We are very excited about the potential of this project to deliver something completely new for the town, we know there are large numbers of people setting up or looking to develop their own businesses in the area and the LSI will provide a unique and aspirational venue to support this local growth. In addition we are working closely with other heritage organisations in the town and through these partnerships we also hope to raise the profile and really celebrate our incredible cultural and industrial heritage.”
The Literary and Scientific Institute is a grade II* listed building and has been on English Heritage’s At Risk register since 2002. The project will completely restore the building, and also improve its facilities to ensure that it is fully accessible for everyone. Mike Carter said, “The building is in a very poor state and there are some significant structural issues that need to be addressed. We will be working closely with English Heritage, listed building officers and an experienced professional team to ensure that the restoration is sympathetic to its historic character and safeguards the building’s future.
We will be finalising the legal and funding agreements over the next few weeks with a view to starting the project in May. Initially there is a lot more detailed planning that needs to be completed before work can start on site so we are aiming to begin work on the building later this year. We anticipate that the restoration will take just under two years and hope to be able to reopen the building in early 2017. It is not an easy project due to the complexity of the restoration and the extent of work that needs to be undertaken to restore the building. The building has been slowly decaying over the past 17 years, we hope that everyone will bear with us for the next couple of years as inevitably there will be some short term inconveniences as we work to save this incredibly important building for the town and its future generations”.

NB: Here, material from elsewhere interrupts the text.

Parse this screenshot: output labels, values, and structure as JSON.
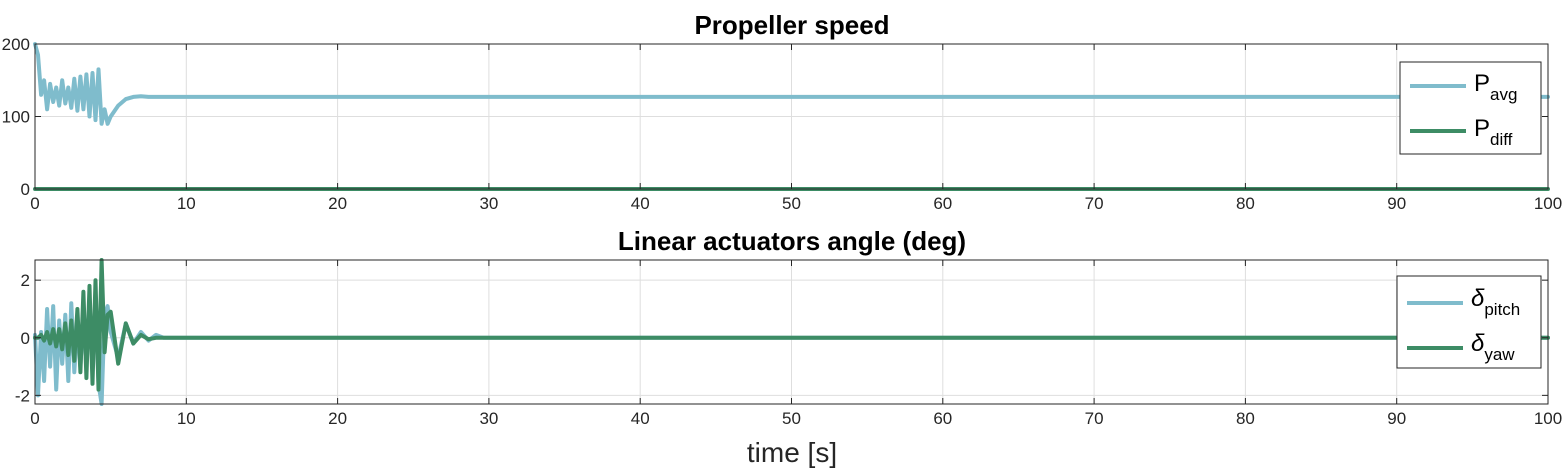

The total cost of the project will be approximately £2.4m, but the majority of this funding is now confirmed, and includes support from HLF, English Heritage, Challenge Fund, Pilgrim Trust, Headley Trust, Dorset County Council, West Dorset District Council, and Bridport Town Council. Crystal Johnson said, “there is still about £140,000 to raise but we feel we are now on the home straight. We will be continuing with our fundraising efforts through the project delivery and we would welcome additional support or assistance. If anyone is interested to get involved, even if they could only offer and hour or two, we would love to hear from them. We are holding an informal meeting to talk about the plans for fundraising at The Stable on Monday 27 April – please do drop in between 5.30pm and 6.30pm”.